There are similarities between those two stars and Ben Seghir and Akliouche, both wingers in Adi Huetter’s team who sit third in Ligue 1, five points behind leaders Paris Saint-Germain.
In the Champions League they are eighth, on course to progress directly to the last 16 at the end of the league phase ahead of Wednesday’s testing trip to London.
Monaco kicked off their European campaign with a noteworthy 2-1 success at home to Barcelona, a game in which Akliouche netted their opening goal, one of four he has scored this season.
Only Ben Seghir, with five, has got more goals for a team adapting to life following the departure at the end of last season of their prolific former captain Wissam Ben Yedder, who was out of contract and embroiled in legal trouble.
“It makes you dream and tells you that the club does a good job,” Ben Seghir recently told UEFA.com when asked about coming through at Monaco and following in the footsteps of Henry and Mbappe.

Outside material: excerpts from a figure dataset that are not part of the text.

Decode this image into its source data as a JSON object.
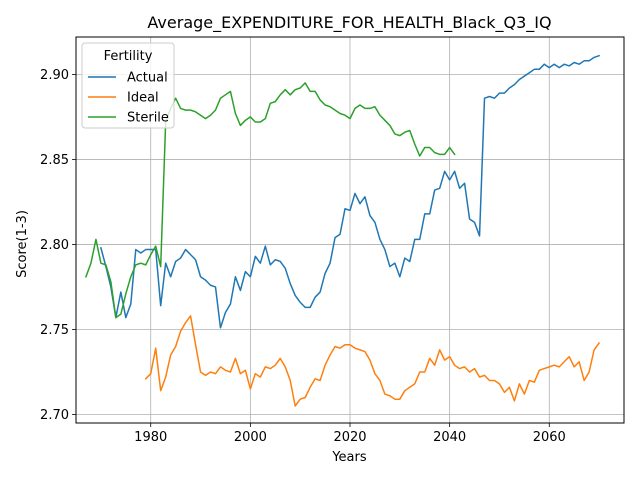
{
  "chart_data": {
    "type": "line",
    "title": "Average_EXPENDITURE_FOR_HEALTH_Black_Q3_IQ",
    "xlabel": "Years",
    "ylabel": "Score(1-3)",
    "xlim": [
      1965,
      2075
    ],
    "ylim": [
      2.695,
      2.922
    ],
    "x_ticks": [
      1980,
      2000,
      2020,
      2040,
      2060
    ],
    "y_ticks": [
      2.7,
      2.75,
      2.8,
      2.85,
      2.9
    ],
    "x_tick_labels": [
      "1980",
      "2000",
      "2020",
      "2040",
      "2060"
    ],
    "y_tick_labels": [
      "2.70",
      "2.75",
      "2.80",
      "2.85",
      "2.90"
    ],
    "grid": true,
    "legend": {
      "title": "Fertility",
      "position": "upper-left"
    },
    "series": [
      {
        "name": "Actual",
        "color": "#1f77b4",
        "x": [
          1970,
          1971,
          1972,
          1973,
          1974,
          1975,
          1976,
          1977,
          1978,
          1979,
          1980,
          1981,
          1982,
          1983,
          1984,
          1985,
          1986,
          1987,
          1988,
          1989,
          1990,
          1991,
          1992,
          1993,
          1994,
          1995,
          1996,
          1997,
          1998,
          1999,
          2000,
          2001,
          2002,
          2003,
          2004,
          2005,
          2006,
          2007,
          2008,
          2009,
          2010,
          2011,
          2012,
          2013,
          2014,
          2015,
          2016,
          2017,
          2018,
          2019,
          2020,
          2021,
          2022,
          2023,
          2024,
          2025,
          2026,
          2027,
          2028,
          2029,
          2030,
          2031,
          2032,
          2033,
          2034,
          2035,
          2036,
          2037,
          2038,
          2039,
          2040,
          2041,
          2042,
          2043,
          2044,
          2045,
          2046,
          2047,
          2048,
          2049,
          2050,
          2051,
          2052,
          2053,
          2054,
          2055,
          2056,
          2057,
          2058,
          2059,
          2060,
          2061,
          2062,
          2063,
          2064,
          2065,
          2066,
          2067,
          2068,
          2069,
          2070
        ],
        "values": [
          2.798,
          2.787,
          2.775,
          2.757,
          2.772,
          2.757,
          2.765,
          2.797,
          2.795,
          2.797,
          2.797,
          2.797,
          2.764,
          2.789,
          2.781,
          2.79,
          2.792,
          2.797,
          2.794,
          2.791,
          2.781,
          2.779,
          2.776,
          2.775,
          2.751,
          2.76,
          2.765,
          2.781,
          2.773,
          2.784,
          2.781,
          2.793,
          2.789,
          2.799,
          2.788,
          2.791,
          2.79,
          2.786,
          2.777,
          2.77,
          2.766,
          2.763,
          2.763,
          2.769,
          2.772,
          2.783,
          2.789,
          2.804,
          2.806,
          2.821,
          2.82,
          2.83,
          2.824,
          2.828,
          2.817,
          2.813,
          2.803,
          2.797,
          2.787,
          2.789,
          2.781,
          2.792,
          2.79,
          2.803,
          2.803,
          2.818,
          2.818,
          2.832,
          2.833,
          2.843,
          2.838,
          2.843,
          2.833,
          2.836,
          2.815,
          2.813,
          2.805,
          2.886,
          2.887,
          2.886,
          2.889,
          2.889,
          2.892,
          2.894,
          2.897,
          2.899,
          2.901,
          2.903,
          2.903,
          2.906,
          2.904,
          2.906,
          2.904,
          2.906,
          2.905,
          2.907,
          2.906,
          2.908,
          2.908,
          2.91,
          2.911
        ]
      },
      {
        "name": "Ideal",
        "color": "#ff7f0e",
        "x": [
          1979,
          1980,
          1981,
          1982,
          1983,
          1984,
          1985,
          1986,
          1987,
          1988,
          1989,
          1990,
          1991,
          1992,
          1993,
          1994,
          1995,
          1996,
          1997,
          1998,
          1999,
          2000,
          2001,
          2002,
          2003,
          2004,
          2005,
          2006,
          2007,
          2008,
          2009,
          2010,
          2011,
          2012,
          2013,
          2014,
          2015,
          2016,
          2017,
          2018,
          2019,
          2020,
          2021,
          2022,
          2023,
          2024,
          2025,
          2026,
          2027,
          2028,
          2029,
          2030,
          2031,
          2032,
          2033,
          2034,
          2035,
          2036,
          2037,
          2038,
          2039,
          2040,
          2041,
          2042,
          2043,
          2044,
          2045,
          2046,
          2047,
          2048,
          2049,
          2050,
          2051,
          2052,
          2053,
          2054,
          2055,
          2056,
          2057,
          2058,
          2059,
          2060,
          2061,
          2062,
          2063,
          2064,
          2065,
          2066,
          2067,
          2068,
          2069,
          2070
        ],
        "values": [
          2.721,
          2.724,
          2.739,
          2.714,
          2.722,
          2.735,
          2.74,
          2.749,
          2.754,
          2.758,
          2.741,
          2.725,
          2.723,
          2.725,
          2.724,
          2.728,
          2.726,
          2.725,
          2.733,
          2.724,
          2.726,
          2.715,
          2.724,
          2.722,
          2.728,
          2.727,
          2.729,
          2.733,
          2.728,
          2.72,
          2.705,
          2.709,
          2.71,
          2.716,
          2.721,
          2.72,
          2.729,
          2.735,
          2.74,
          2.739,
          2.741,
          2.741,
          2.739,
          2.738,
          2.737,
          2.732,
          2.724,
          2.72,
          2.712,
          2.711,
          2.709,
          2.709,
          2.714,
          2.716,
          2.718,
          2.725,
          2.725,
          2.733,
          2.729,
          2.738,
          2.732,
          2.734,
          2.729,
          2.727,
          2.728,
          2.725,
          2.727,
          2.722,
          2.723,
          2.72,
          2.72,
          2.718,
          2.713,
          2.716,
          2.708,
          2.718,
          2.712,
          2.72,
          2.719,
          2.726,
          2.727,
          2.728,
          2.729,
          2.728,
          2.731,
          2.734,
          2.728,
          2.731,
          2.72,
          2.725,
          2.738,
          2.742
        ]
      },
      {
        "name": "Sterile",
        "color": "#2ca02c",
        "x": [
          1967,
          1968,
          1969,
          1970,
          1971,
          1972,
          1973,
          1974,
          1975,
          1976,
          1977,
          1978,
          1979,
          1980,
          1981,
          1982,
          1983,
          1984,
          1985,
          1986,
          1987,
          1988,
          1989,
          1990,
          1991,
          1992,
          1993,
          1994,
          1995,
          1996,
          1997,
          1998,
          1999,
          2000,
          2001,
          2002,
          2003,
          2004,
          2005,
          2006,
          2007,
          2008,
          2009,
          2010,
          2011,
          2012,
          2013,
          2014,
          2015,
          2016,
          2017,
          2018,
          2019,
          2020,
          2021,
          2022,
          2023,
          2024,
          2025,
          2026,
          2027,
          2028,
          2029,
          2030,
          2031,
          2032,
          2033,
          2034,
          2035,
          2036,
          2037,
          2038,
          2039,
          2040,
          2041
        ],
        "values": [
          2.781,
          2.789,
          2.803,
          2.789,
          2.788,
          2.778,
          2.757,
          2.759,
          2.771,
          2.781,
          2.788,
          2.789,
          2.788,
          2.794,
          2.799,
          2.787,
          2.872,
          2.88,
          2.886,
          2.88,
          2.879,
          2.879,
          2.878,
          2.876,
          2.874,
          2.876,
          2.879,
          2.886,
          2.888,
          2.89,
          2.877,
          2.87,
          2.873,
          2.875,
          2.872,
          2.872,
          2.874,
          2.883,
          2.884,
          2.888,
          2.891,
          2.888,
          2.891,
          2.892,
          2.895,
          2.89,
          2.89,
          2.885,
          2.882,
          2.881,
          2.879,
          2.877,
          2.876,
          2.874,
          2.88,
          2.882,
          2.88,
          2.88,
          2.881,
          2.876,
          2.873,
          2.87,
          2.865,
          2.864,
          2.866,
          2.867,
          2.859,
          2.852,
          2.857,
          2.857,
          2.854,
          2.853,
          2.853,
          2.857,
          2.853
        ]
      }
    ]
  }
}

“If the club managed to produce those players, you have to believe in their project and give everything to succeed.”
‘International class’
Ben Seghir is just 19 but it is almost two years since he made his Ligue 1 debut with a bang, scoring a brace against Auxerre just days after the final of the 2022 World Cup.

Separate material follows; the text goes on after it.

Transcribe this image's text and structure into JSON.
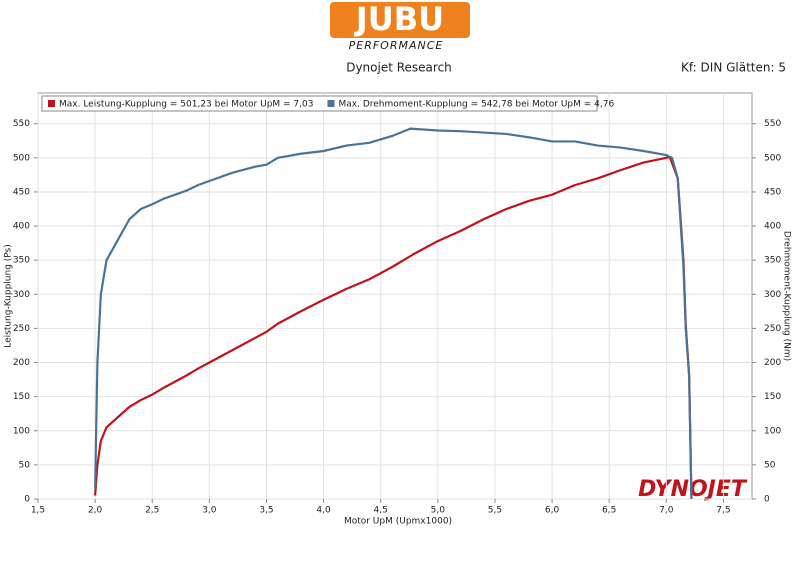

He plays either wide on the left or behind the central striker, while the 22-year-old Akliouche’s position is on the right flank.
The duo are under contract until 2027 and 2028 respectively, but Monaco will struggle to keep hold of them beyond this season if they maintain their current form.

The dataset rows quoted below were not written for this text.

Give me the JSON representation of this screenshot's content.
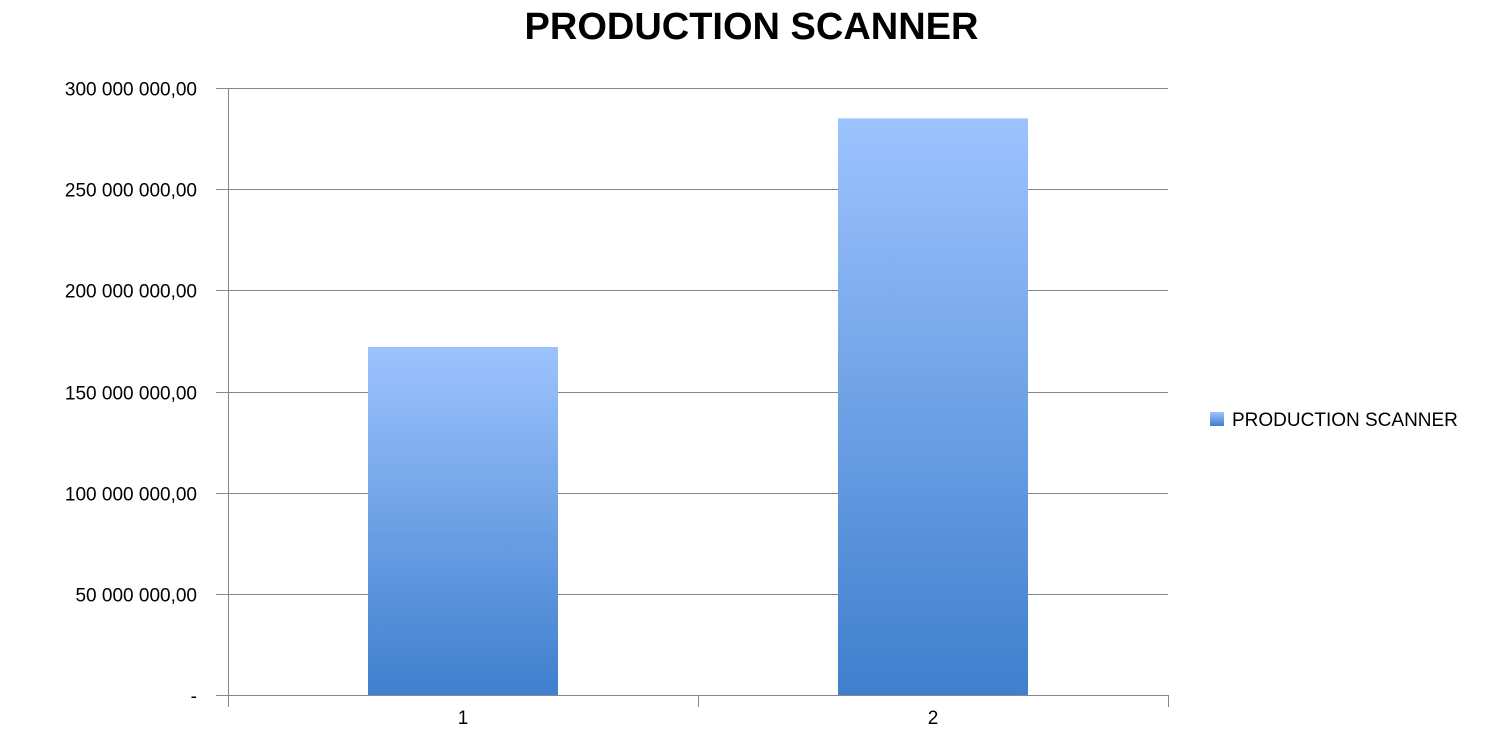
{
  "chart_data": {
    "type": "bar",
    "title": "PRODUCTION SCANNER",
    "xlabel": "",
    "ylabel": "",
    "categories": [
      "1",
      "2"
    ],
    "series": [
      {
        "name": "PRODUCTION SCANNER",
        "values": [
          172000000,
          285000000
        ]
      }
    ],
    "ylim": [
      0,
      300000000
    ],
    "y_ticks": [
      0,
      50000000,
      100000000,
      150000000,
      200000000,
      250000000,
      300000000
    ],
    "y_tick_labels": [
      "-",
      "50 000 000,00",
      "100 000 000,00",
      "150 000 000,00",
      "200 000 000,00",
      "250 000 000,00",
      "300 000 000,00"
    ],
    "grid": true,
    "legend_position": "right",
    "colors": {
      "bar_top": "#9dc3fe",
      "bar_bottom": "#3f7fcd",
      "gridline": "#868686",
      "axis": "#868686"
    }
  }
}
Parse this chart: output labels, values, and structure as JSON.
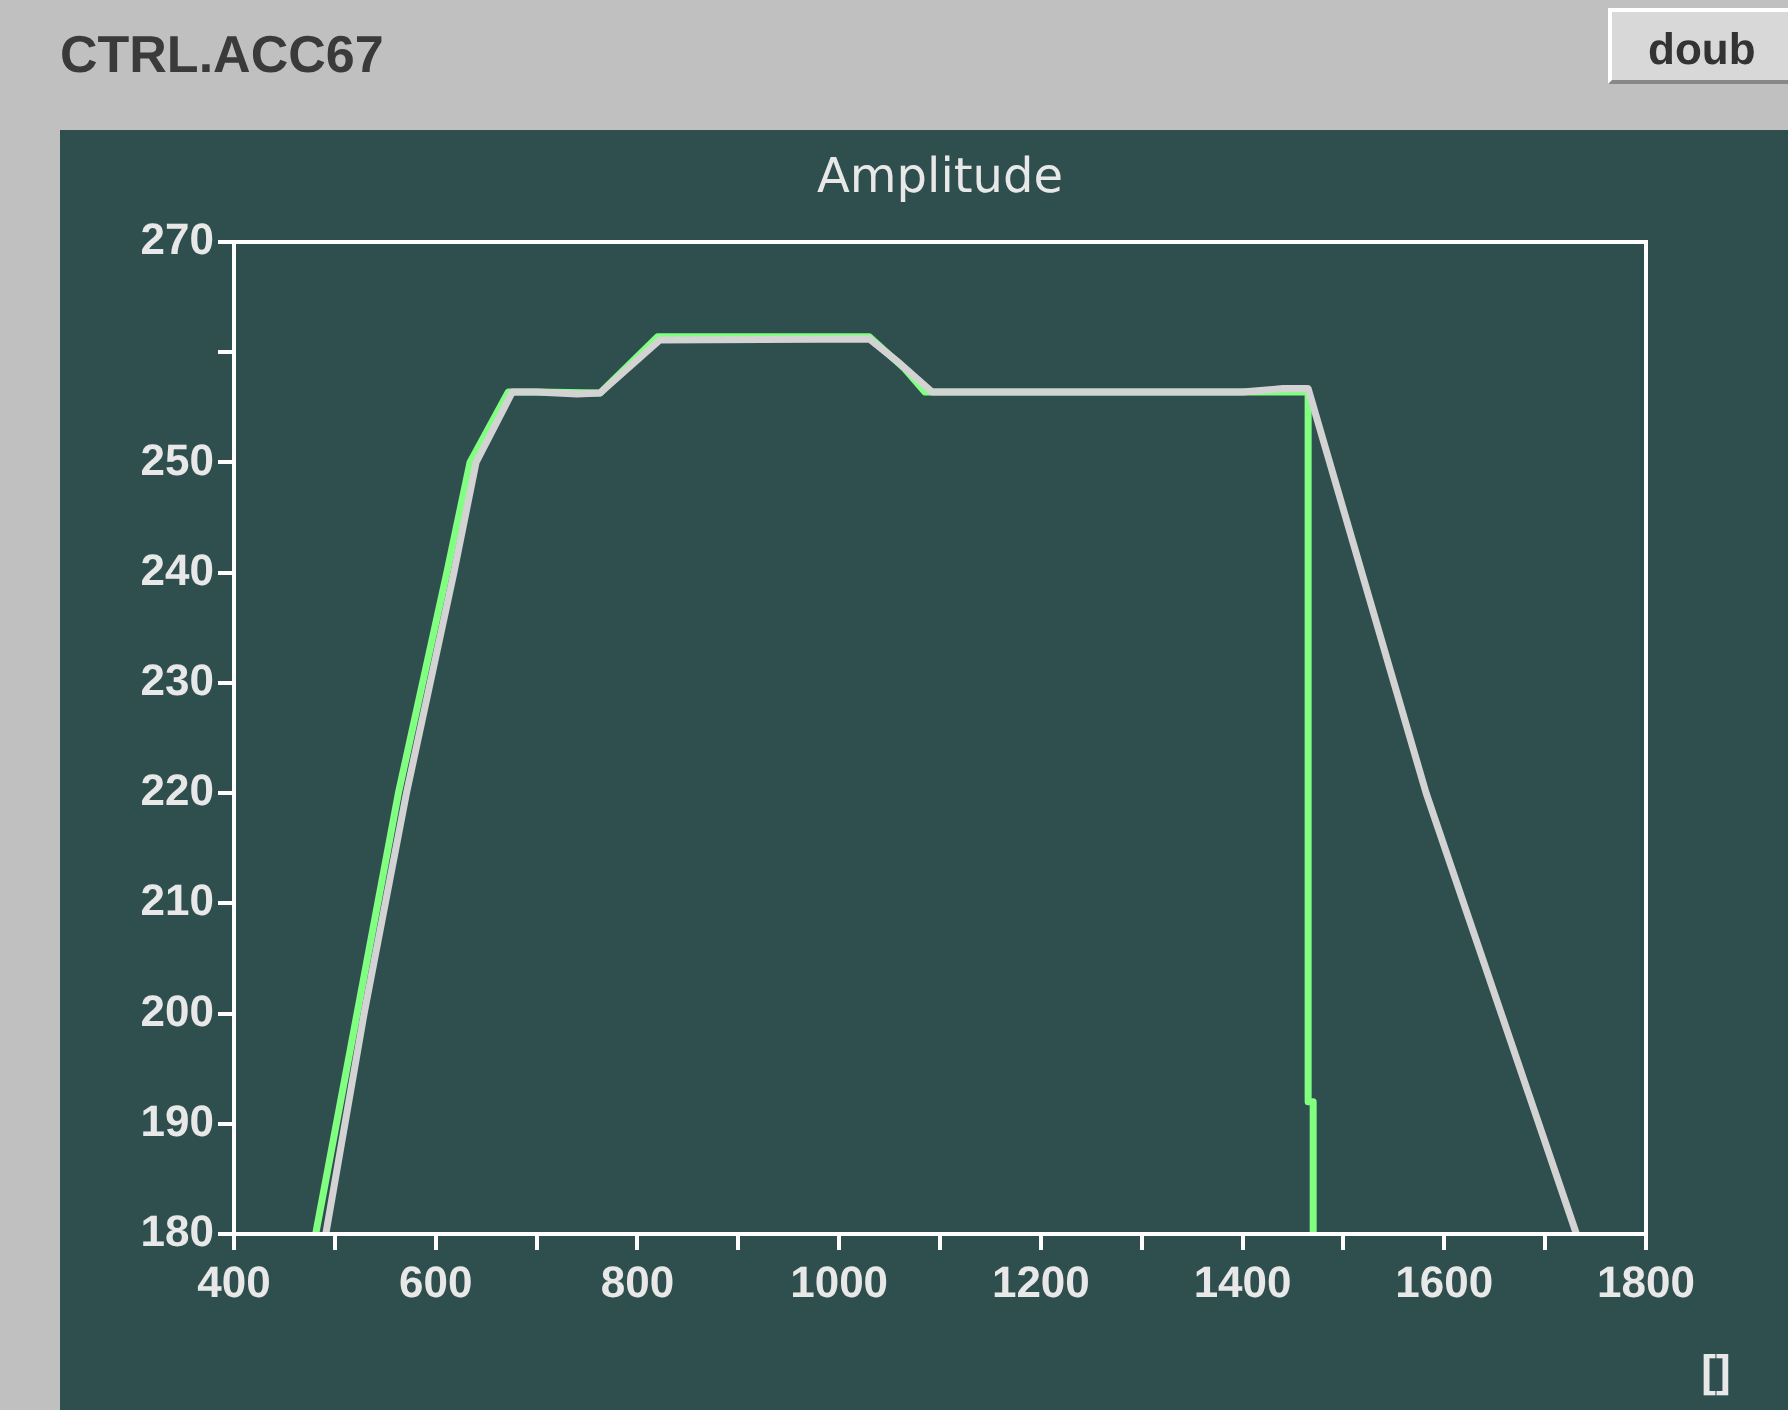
{
  "chart_data": {
    "type": "line",
    "title": "Amplitude",
    "xlabel": "[]",
    "annotations": [
      "CTRL.ACC67",
      "doub"
    ],
    "xlim": [
      400,
      1800
    ],
    "ylim": [
      180,
      270
    ],
    "xticks": [
      400,
      {
        "value": 500,
        "label": null
      },
      600,
      {
        "value": 700,
        "label": null
      },
      800,
      {
        "value": 900,
        "label": null
      },
      1000,
      {
        "value": 1100,
        "label": null
      },
      1200,
      {
        "value": 1300,
        "label": null
      },
      1400,
      {
        "value": 1500,
        "label": null
      },
      1600,
      {
        "value": 1700,
        "label": null
      },
      1800
    ],
    "yticks": [
      180,
      190,
      200,
      210,
      220,
      230,
      240,
      250,
      {
        "value": 260,
        "label": null
      },
      270
    ],
    "grid": false,
    "legend": false,
    "marker": "none",
    "line_style": "solid",
    "series": [
      {
        "color": "#d3d3d3",
        "x": [
          491,
          529,
          571,
          618,
          640,
          676,
          700,
          740,
          763,
          822,
          1030,
          1060,
          1092,
          1400,
          1440,
          1465,
          1582,
          1731
        ],
        "values": [
          180,
          200,
          220,
          240,
          250,
          256.4,
          256.4,
          256.2,
          256.3,
          261.1,
          261.2,
          259,
          256.4,
          256.4,
          256.7,
          256.7,
          220,
          180
        ]
      },
      {
        "color": "#80ff80",
        "x": [
          481,
          522,
          563,
          611,
          634,
          672,
          700,
          763,
          820,
          1030,
          1065,
          1085,
          1440,
          1465,
          1465,
          1470,
          1470
        ],
        "values": [
          180,
          200,
          220,
          240,
          250,
          256.4,
          256.4,
          256.3,
          261.4,
          261.4,
          258.5,
          256.4,
          256.4,
          256.4,
          192,
          192,
          180
        ]
      }
    ]
  }
}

Ben Seghir, who was born in the glitzy Mediterranean resort town of Saint-Tropez but has chosen to represent Morocco at full international level, is something of an old-school talent.
“I grew up with idols like Neymar, who gives pleasure to spectators, and so I try to do the same,” he told UEFA.
“He is a player who dribbles, who scores goals, sets up goals and helps his teammates,” added Ben Seghir, who has described his international colleague Achraf Hakimi as “like a big brother to me.”
Akliouche is a native of the Paris suburbs and has Algerian heritage, but is believed to be on the brink of breaking into the full French national team.
France coach Didier Deschamps managed Monaco two decades ago and is based on the Cote d’Azur, so has easy access if he wants to see the floppy-haired wide man in action.
“For me he is an international class player,” said Huetter recently of Akliouche, who featured for Henry’s France side at this year’s Olympics, scoring in the final as Les Bleus lost to Spain and settled for the silver medal.
“Honestly I am not concentrating on that. I am just living in the present,” Akliouche said recently of his France prospects.
The present means the clash with Henry’s old side Arsenal, who lie level on points with Monaco in the Champions League table as the fight to qualify for the knockout phase intensifies.